The Raptors will try to break a 13-game losing streak out west tonight against the struggling Sonics here in football-crazy Seattle.

"When we do the things we work on, we're actually a pretty good basketball team," Mitchell said. "That's the tough part. That's the thing that drives me crazy, because we've shown when we do those things, it works."

The Raptors began this trip with the fourth fewest turnovers per game in the NBA. But all of a sudden, the ball is squirting loose all the time. There were 15 turnovers in Tuesday's loss to the Utah Jazz and 18 more the next night in a gut-wrenching, two-point loss to the Portland Trail Blazers.

"We're turning the ball over because we're trying to make passes we haven't been trying to make," Mitchell said. "Make easy passes and it leads to easy plays.

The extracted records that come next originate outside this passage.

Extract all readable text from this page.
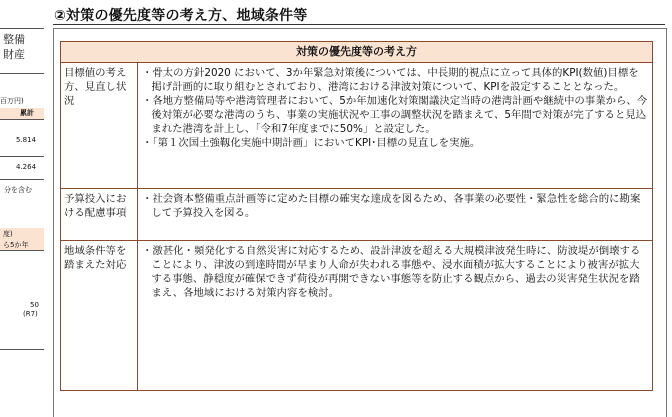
整備
財産
百万円)
累計
5.814
4.264
分を含む
度)
ら5か年
50
(R7)
②対策の優先度等の考え方、地域条件等
対策の優先度等の考え方	
目標値の考え方、見直し状況	・骨太の方針2020 において、3か年緊急対策後については、中長期的視点に立って具体的KPI(数値)目標を掲げ計画的に取り組むとされており、港湾における津波対策について、KPIを設定することとなった。

・各地方整備局等や港湾管理者において、5か年加速化対策閣議決定当時の港湾計画や継続中の事業から、今後対策が必要な港湾のうち、事業の実施状況や工事の調整状況を踏まえて、5年間で対策が完了すると見込まれた港湾を計上し、「令和7年度までに50%」と設定した。

・「第１次国土強靱化実施中期計画」においてKPI･目標の見直しを実施。

予算投入における配慮事項	・社会資本整備重点計画等に定めた目標の確実な達成を図るため、各事業の必要性・緊急性を総合的に勘案して予算投入を図る。

地域条件等を踏まえた対応	・激甚化・頻発化する自然災害に対応するため、設計津波を超える大規模津波発生時に、防波堤が倒壊することにより、津波の到達時間が早まり人命が失われる事態や、浸水面積が拡大することにより被害が拡大する事態、静穏度が確保できず荷役が再開できない事態等を防止する観点から、過去の災害発生状況を踏まえ、各地域における対策内容を検討。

We're trying to skip the ball. We're trying to throw the ball through the defence. We're trying to make bounce passes to people. Trust me, we talk about it, we show them, we explain why we don't make those passes."

The Raptors, thanks to the turnovers, had a franchise-low 60 field-goal attempts against the Trail Blazers. That's a good way to ruin a 53.3% shooting night.

"If we get 85 attempts like we normally do and we shoot the ball the way we shoot the ball, we win the game," Mitchell said. "I have no idea why for 10 games we would pass the ball and the last two, we haven't."

Mitchell had a long, passionate conversation with his players after the Portland game to remind them of all the lessons they supposedly have learned.

"We were just talking about things we do and trying to get an understanding of why we continue to do the same things and why we wait until we get down to decide to execute our game plan and play," he said.

Of course, Mitchell doesn't have a great lineup at his disposal. With Chris Bosh as his only big stud, he was forced to employ Matt Bonner to guard large and tough Zach Randolph at times. Not exactly an ideal scenario, is it coach?

"Is there an answer you want me to give you?" Mitchell said.

"You keep talking perfect world scenarios but in a perfect world a lot of these games we lost, we would have won. I can't dwell on that, our team is what it is."